Atheist Ad At Angelika Theater In Plano, Texas Stokes Controversy

Under Pressure From Christian Group, Texas Movie Theater Pulls Atheist Ad

Normally no one pays much attention to the advertisements that movie theaters run before the previews start up. But at one Texas movie theater, they've drawn quite a bit of controversy.

One day before they were set to run, Angelika Film Center, a movie theater in Plano, Texas, pulled ads from a Dallas-area atheist advocacy organization following complaints from local Christian activists, CBS Local reports. The ads for the Dallas-Fort Worth Coalition of Reason aimed to educate viewers about the ability of families to be "Great Without Religion."

A lawyer with the American Humanist Association, an atheist advocacy organization, told CBS Local that they're considering filing a discrimination suit over the incident. This isn't the first time the AHA has been embroiled in controversy. The organization recently raised a scholarship fund for a teenage atheist who challenged the practice of prayer at her Rhode Island high school.

Angelika Film Center agreed to run the group's message after another theater, Movie Tavern in Arlington, Texas, rejected the Coalition's ads, which were set to start on the Christian holiday of Good Friday. The first theater, which says they haven't run church ads either, cited a universal policy against all religious advertising in explaining why they pulled the commercial, according to the Star-Telegram. The Coalition claims Angelika has permitted church ads on the big screen.

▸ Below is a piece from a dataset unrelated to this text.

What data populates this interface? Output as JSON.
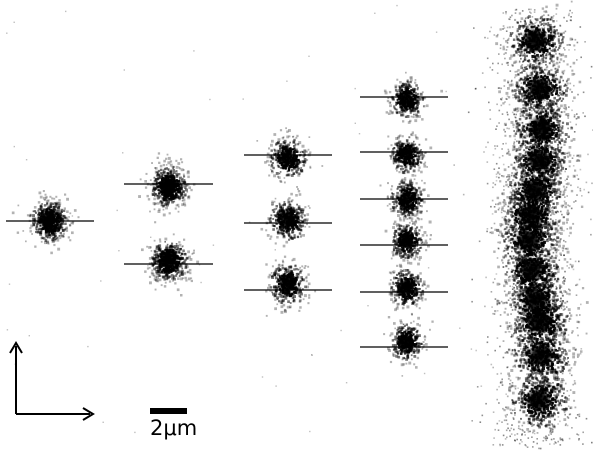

Advertisements selling an atheist message have often stoked controversy. Last year, a federal judge ruled in favor of local atheists to run ads that read, "Are you good without God? Millions are" on public transit buses after the Central Arkansas Transit Authority initially rejected them.

The Center for Inquiry in Michigan -- an organization that promotes scientific claims and free inquiry -- recently sued a country club for backing out of their contract for a book signing and lecture event for Oxford University professor and evolutionary biologist Richard Dawkins last fall after the club realized that Dawkins is an atheist, according to news service Michigan Live (h/t Patheos ).